Un premier bilan des derniers événements montre aussi que le Premier ministre Nagib Mikati a réussi à calmer les islamistes et s’est senti suffisamment fort pour répondre clairement et directement aux attaques du courant du Futur.
Mais les plus grands gagnants sont certainement les courants islamistes qui ont réussi à s’imposer tant sur la scène populaire qu’au niveau de l’État, en obtenant la remise en liberté de Mawlaoui, mais aussi un rappel à l’ordre à l’armée.
Pourtant, ce dossier n’est pas encore clos, puisque après le refus d’une enquête militaire, les partisans de cheikh Abdelwahed restent pour l’instant discrets, alors que les investigations suivent leur cours.
Selon des sources proches de l’enquête, les événements se seraient déroulés de la manière suivante : le PSNS avait décidé d’organiser une cérémonie en commémoration de la tragédie de Halba en mai 2008 (il faut d’ailleurs noter qu’en 2008, après cette tuerie, le PSNS avait été contraint à quitter la région et il y est revenu au fur et à mesure au point d’y organiser un rassemblement).
Au dernier moment, Khaled Daher a décidé d’en faire de même, dans un lieu très proche de celui du PSNS.
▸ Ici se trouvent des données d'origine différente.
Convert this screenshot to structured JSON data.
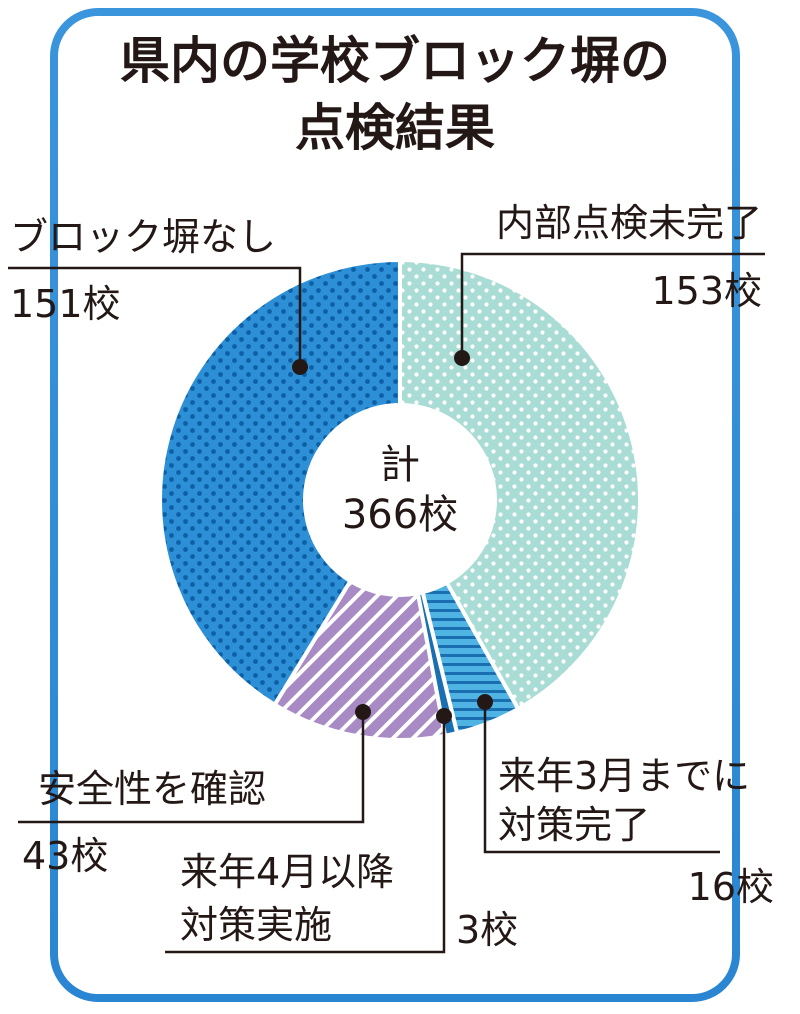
{
  "title_lines": [
    "県内の学校ブロック塀の",
    "点検結果"
  ],
  "center": {
    "line1": "計",
    "line2": "366校"
  },
  "chart_data": {
    "type": "pie",
    "title": "県内の学校ブロック塀の点検結果",
    "total_label": "計366校",
    "unit": "校",
    "slices": [
      {
        "label": "内部点検未完了",
        "value": 153,
        "display": "153校",
        "color": "#a8dcd4"
      },
      {
        "label": "来年3月までに対策完了",
        "value": 16,
        "display": "16校",
        "color": "#4fb3e4"
      },
      {
        "label": "来年4月以降対策実施",
        "value": 3,
        "display": "3校",
        "color": "#1a6fb0"
      },
      {
        "label": "安全性を確認",
        "value": 43,
        "display": "43校",
        "color": "#a88ac4"
      },
      {
        "label": "ブロック塀なし",
        "value": 151,
        "display": "151校",
        "color": "#2d8fd6"
      }
    ]
  },
  "labels": {
    "naibu": {
      "text": "内部点検未完了",
      "count": "153校"
    },
    "march_l1": "来年3月までに",
    "march_l2": "対策完了",
    "march_count": "16校",
    "april_l1": "来年4月以降",
    "april_l2": "対策実施",
    "april_count": "3校",
    "anzen": {
      "text": "安全性を確認",
      "count": "43校"
    },
    "nashi": {
      "text": "ブロック塀なし",
      "count": "151校"
    }
  },
  "colors": {
    "frame": "#2f8fd8",
    "text": "#231815"
  }
}
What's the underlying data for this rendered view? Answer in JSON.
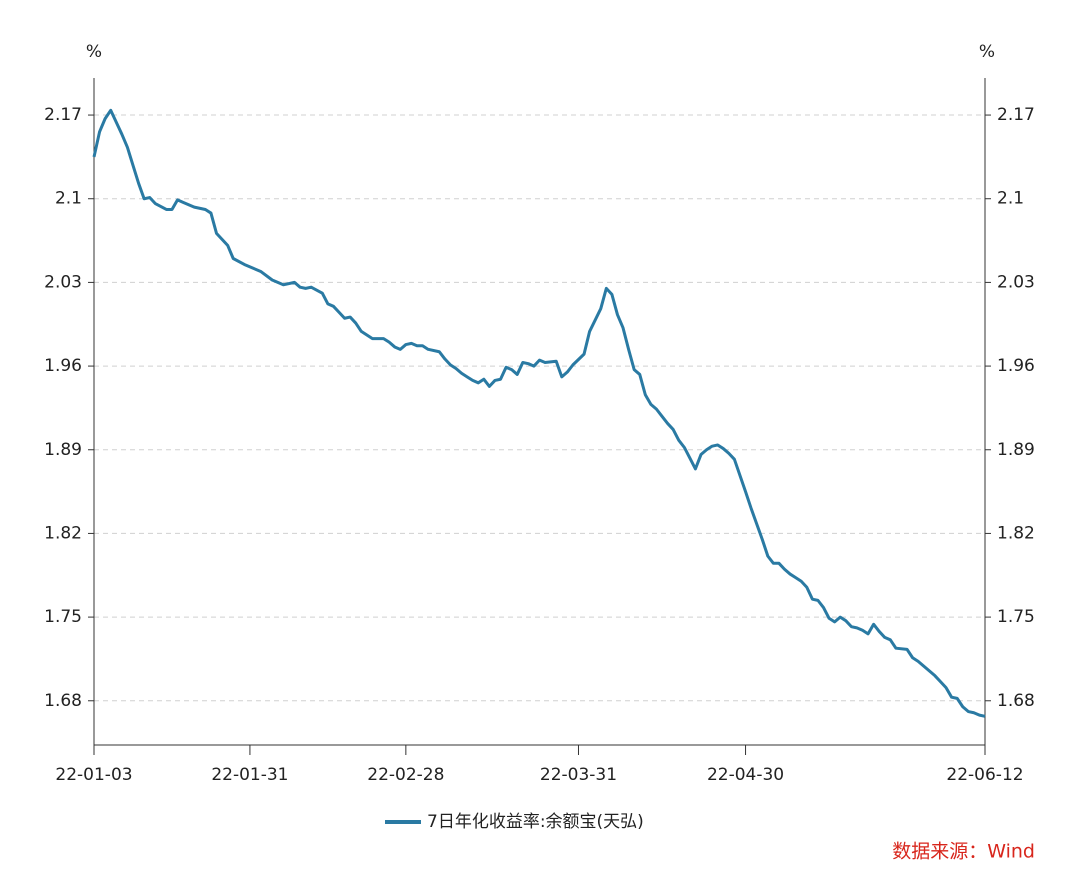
{
  "chart_data": {
    "type": "line",
    "y_unit": "%",
    "source": "数据来源：Wind",
    "x": [
      "22-01-03",
      "22-01-04",
      "22-01-05",
      "22-01-06",
      "22-01-07",
      "22-01-08",
      "22-01-09",
      "22-01-10",
      "22-01-11",
      "22-01-12",
      "22-01-13",
      "22-01-14",
      "22-01-16",
      "22-01-17",
      "22-01-18",
      "22-01-19",
      "22-01-20",
      "22-01-21",
      "22-01-23",
      "22-01-24",
      "22-01-25",
      "22-01-26",
      "22-01-27",
      "22-01-28",
      "22-01-30",
      "22-02-02",
      "22-02-04",
      "22-02-06",
      "22-02-08",
      "22-02-09",
      "22-02-10",
      "22-02-11",
      "22-02-13",
      "22-02-14",
      "22-02-15",
      "22-02-16",
      "22-02-17",
      "22-02-18",
      "22-02-19",
      "22-02-20",
      "22-02-21",
      "22-02-22",
      "22-02-24",
      "22-02-25",
      "22-02-26",
      "22-02-27",
      "22-02-28",
      "22-03-01",
      "22-03-02",
      "22-03-03",
      "22-03-04",
      "22-03-06",
      "22-03-07",
      "22-03-08",
      "22-03-09",
      "22-03-10",
      "22-03-11",
      "22-03-12",
      "22-03-13",
      "22-03-14",
      "22-03-15",
      "22-03-16",
      "22-03-17",
      "22-03-18",
      "22-03-19",
      "22-03-20",
      "22-03-21",
      "22-03-22",
      "22-03-23",
      "22-03-24",
      "22-03-25",
      "22-03-27",
      "22-03-28",
      "22-03-29",
      "22-03-30",
      "22-04-01",
      "22-04-02",
      "22-04-04",
      "22-04-05",
      "22-04-06",
      "22-04-07",
      "22-04-08",
      "22-04-09",
      "22-04-10",
      "22-04-11",
      "22-04-12",
      "22-04-13",
      "22-04-14",
      "22-04-15",
      "22-04-16",
      "22-04-17",
      "22-04-18",
      "22-04-19",
      "22-04-20",
      "22-04-21",
      "22-04-22",
      "22-04-23",
      "22-04-24",
      "22-04-25",
      "22-04-26",
      "22-04-27",
      "22-04-28",
      "22-04-30",
      "22-05-01",
      "22-05-02",
      "22-05-03",
      "22-05-04",
      "22-05-05",
      "22-05-06",
      "22-05-07",
      "22-05-08",
      "22-05-09",
      "22-05-10",
      "22-05-11",
      "22-05-12",
      "22-05-13",
      "22-05-14",
      "22-05-15",
      "22-05-16",
      "22-05-17",
      "22-05-18",
      "22-05-19",
      "22-05-20",
      "22-05-21",
      "22-05-22",
      "22-05-23",
      "22-05-24",
      "22-05-25",
      "22-05-26",
      "22-05-27",
      "22-05-29",
      "22-05-30",
      "22-05-31",
      "22-06-01",
      "22-06-02",
      "22-06-03",
      "22-06-04",
      "22-06-05",
      "22-06-06",
      "22-06-07",
      "22-06-08",
      "22-06-09",
      "22-06-10",
      "22-06-11",
      "22-06-12"
    ],
    "series": [
      {
        "name": "7日年化收益率:余额宝(天弘)",
        "color": "#2a7aa3",
        "values": [
          2.135,
          2.156,
          2.167,
          2.174,
          2.164,
          2.154,
          2.143,
          2.128,
          2.113,
          2.1,
          2.101,
          2.096,
          2.091,
          2.091,
          2.099,
          2.097,
          2.095,
          2.093,
          2.091,
          2.088,
          2.071,
          2.066,
          2.061,
          2.05,
          2.045,
          2.039,
          2.032,
          2.028,
          2.03,
          2.026,
          2.025,
          2.026,
          2.021,
          2.012,
          2.01,
          2.005,
          2.0,
          2.001,
          1.996,
          1.989,
          1.986,
          1.983,
          1.983,
          1.98,
          1.976,
          1.974,
          1.978,
          1.979,
          1.977,
          1.977,
          1.974,
          1.972,
          1.966,
          1.961,
          1.958,
          1.954,
          1.951,
          1.948,
          1.946,
          1.949,
          1.943,
          1.948,
          1.949,
          1.959,
          1.957,
          1.953,
          1.963,
          1.962,
          1.96,
          1.965,
          1.963,
          1.964,
          1.951,
          1.955,
          1.961,
          1.97,
          1.989,
          2.008,
          2.025,
          2.02,
          2.003,
          1.992,
          1.974,
          1.957,
          1.953,
          1.936,
          1.928,
          1.924,
          1.918,
          1.912,
          1.907,
          1.898,
          1.892,
          1.883,
          1.874,
          1.886,
          1.89,
          1.893,
          1.894,
          1.891,
          1.887,
          1.882,
          1.855,
          1.841,
          1.828,
          1.815,
          1.801,
          1.795,
          1.795,
          1.79,
          1.786,
          1.783,
          1.78,
          1.775,
          1.765,
          1.764,
          1.758,
          1.749,
          1.746,
          1.75,
          1.747,
          1.742,
          1.741,
          1.739,
          1.736,
          1.744,
          1.738,
          1.733,
          1.731,
          1.724,
          1.723,
          1.716,
          1.713,
          1.709,
          1.705,
          1.701,
          1.696,
          1.691,
          1.683,
          1.682,
          1.675,
          1.671,
          1.67,
          1.668,
          1.667
        ]
      }
    ],
    "xlim": [
      "22-01-03",
      "22-06-12"
    ],
    "xticks": [
      "22-01-03",
      "22-01-31",
      "22-02-28",
      "22-03-31",
      "22-04-30",
      "22-06-12"
    ],
    "ylim": [
      1.643,
      2.201
    ],
    "yticks": [
      1.68,
      1.75,
      1.82,
      1.89,
      1.96,
      2.03,
      2.1,
      2.17
    ],
    "grid": true
  }
}
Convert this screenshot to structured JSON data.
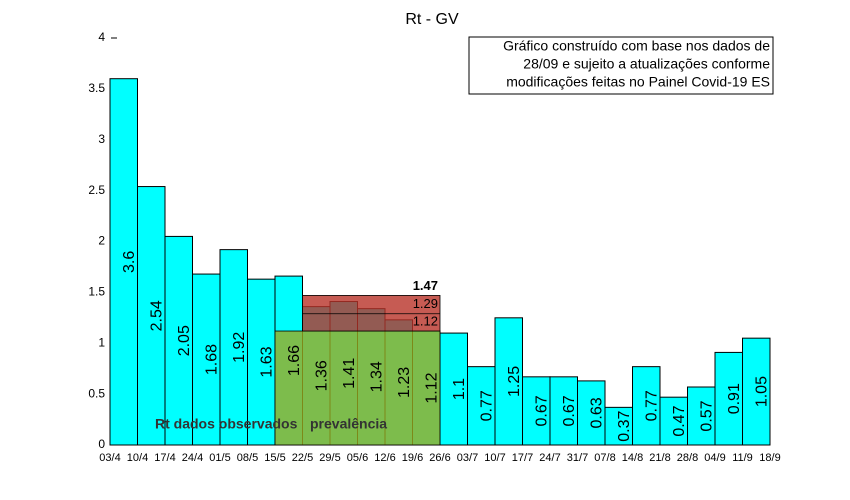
{
  "chart_data": {
    "type": "histogram",
    "title": "Rt - GV",
    "note": [
      "Gráfico construído com base nos dados de",
      "28/09 e sujeito a atualizações conforme",
      "modificações feitas no Painel Covid-19 ES"
    ],
    "bins": [
      "03/4",
      "10/4",
      "17/4",
      "24/4",
      "01/5",
      "08/5",
      "15/5",
      "22/5",
      "29/5",
      "05/6",
      "12/6",
      "19/6",
      "26/6",
      "03/7",
      "10/7",
      "17/7",
      "24/7",
      "31/7",
      "07/8",
      "14/8",
      "21/8",
      "28/8",
      "04/9",
      "11/9",
      "18/9"
    ],
    "series": [
      {
        "name": "Rt dados observados",
        "color": "#00ffff",
        "values": [
          3.6,
          2.54,
          2.05,
          1.68,
          1.92,
          1.63,
          1.66,
          1.36,
          1.41,
          1.34,
          1.23,
          1.12,
          1.1,
          0.77,
          1.25,
          0.67,
          0.67,
          0.63,
          0.37,
          0.77,
          0.47,
          0.57,
          0.91,
          1.05
        ]
      }
    ],
    "bands": [
      {
        "name": "prevalência",
        "start": "15/5",
        "end": "26/6",
        "low": 0,
        "high": 1.12,
        "color": "#9cab1f"
      },
      {
        "start": "22/5",
        "end": "26/6",
        "low": 1.12,
        "high": 1.47,
        "mid": 1.29,
        "color": "#b83228"
      }
    ],
    "ylim": [
      0,
      4
    ],
    "yticks": [
      0,
      0.5,
      1,
      1.5,
      2,
      2.5,
      3,
      3.5,
      4
    ]
  }
}
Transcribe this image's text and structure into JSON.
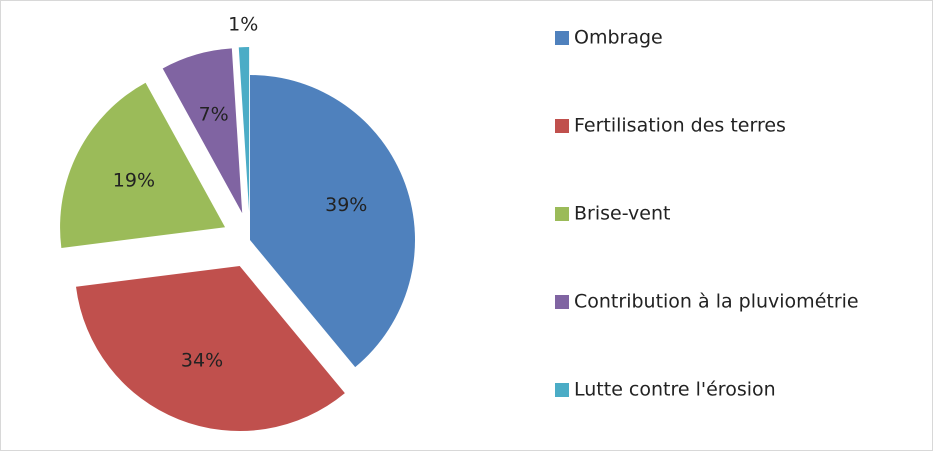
{
  "chart_data": {
    "type": "pie",
    "categories": [
      "Ombrage",
      "Fertilisation des terres",
      "Brise-vent",
      "Contribution à la pluviométrie",
      "Lutte contre l'érosion"
    ],
    "values": [
      39,
      34,
      19,
      7,
      1
    ],
    "value_labels": [
      "39%",
      "34%",
      "19%",
      "7%",
      "1%"
    ],
    "colors": [
      "#4f81bd",
      "#c0504d",
      "#9bbb59",
      "#8064a2",
      "#4bacc6"
    ],
    "legend": "right"
  }
}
L’armée avait reçu des instructions très strictes pour empêcher l’arrivée d’armes aux deux cérémonies. Une unité héliportée avait été envoyée sur les lieux pour veiller strictement à la sécurité des deux meetings. Elle avait d’ailleurs arrêté une voiture appartenant au PSNS et transportant deux revolvers.
Soudain deux 4×4 aux vitres teintées arrivent au barrage de l’armée. Elles sont sommées de s’arrêter. Cheikh Abdelwahed sort de l’une d’elles et parle aux soldats les invitant à fouiller la voiture de protection. Tout aurait pu bien se passer, mais un des responsables du barrage demande à fouiller la voiture du cheikh. Il y aurait eu alors un échange un peu vif et les gardes du corps auraient demandé au cheikh de monter rapidement dans l’auto, avant de tirer puis de démarrer brutalement.
Les soldats ont riposté, faisant ainsi deux morts.
De toute façon, 19 soldats sont encore arrêtés. Mais la campagne contre l’armée a baissé d’un cran et les soldats ont pu mener une opération réussie mercredi soir à Caracas qui leur a permis de découvrir un véritable arsenal et d’arrêter un militant d’el-Qaëda, à la faveur d’un incident isolé…
En même temps, le courant du Futur cherche à reprendre l’initiative… en mobilisant autour de lui le 14 Mars pour tenter une nouvelle fois de faire chuter le gouvernement, au moment où Walid Joumblatt réaffirme son attachement à la présente équipe.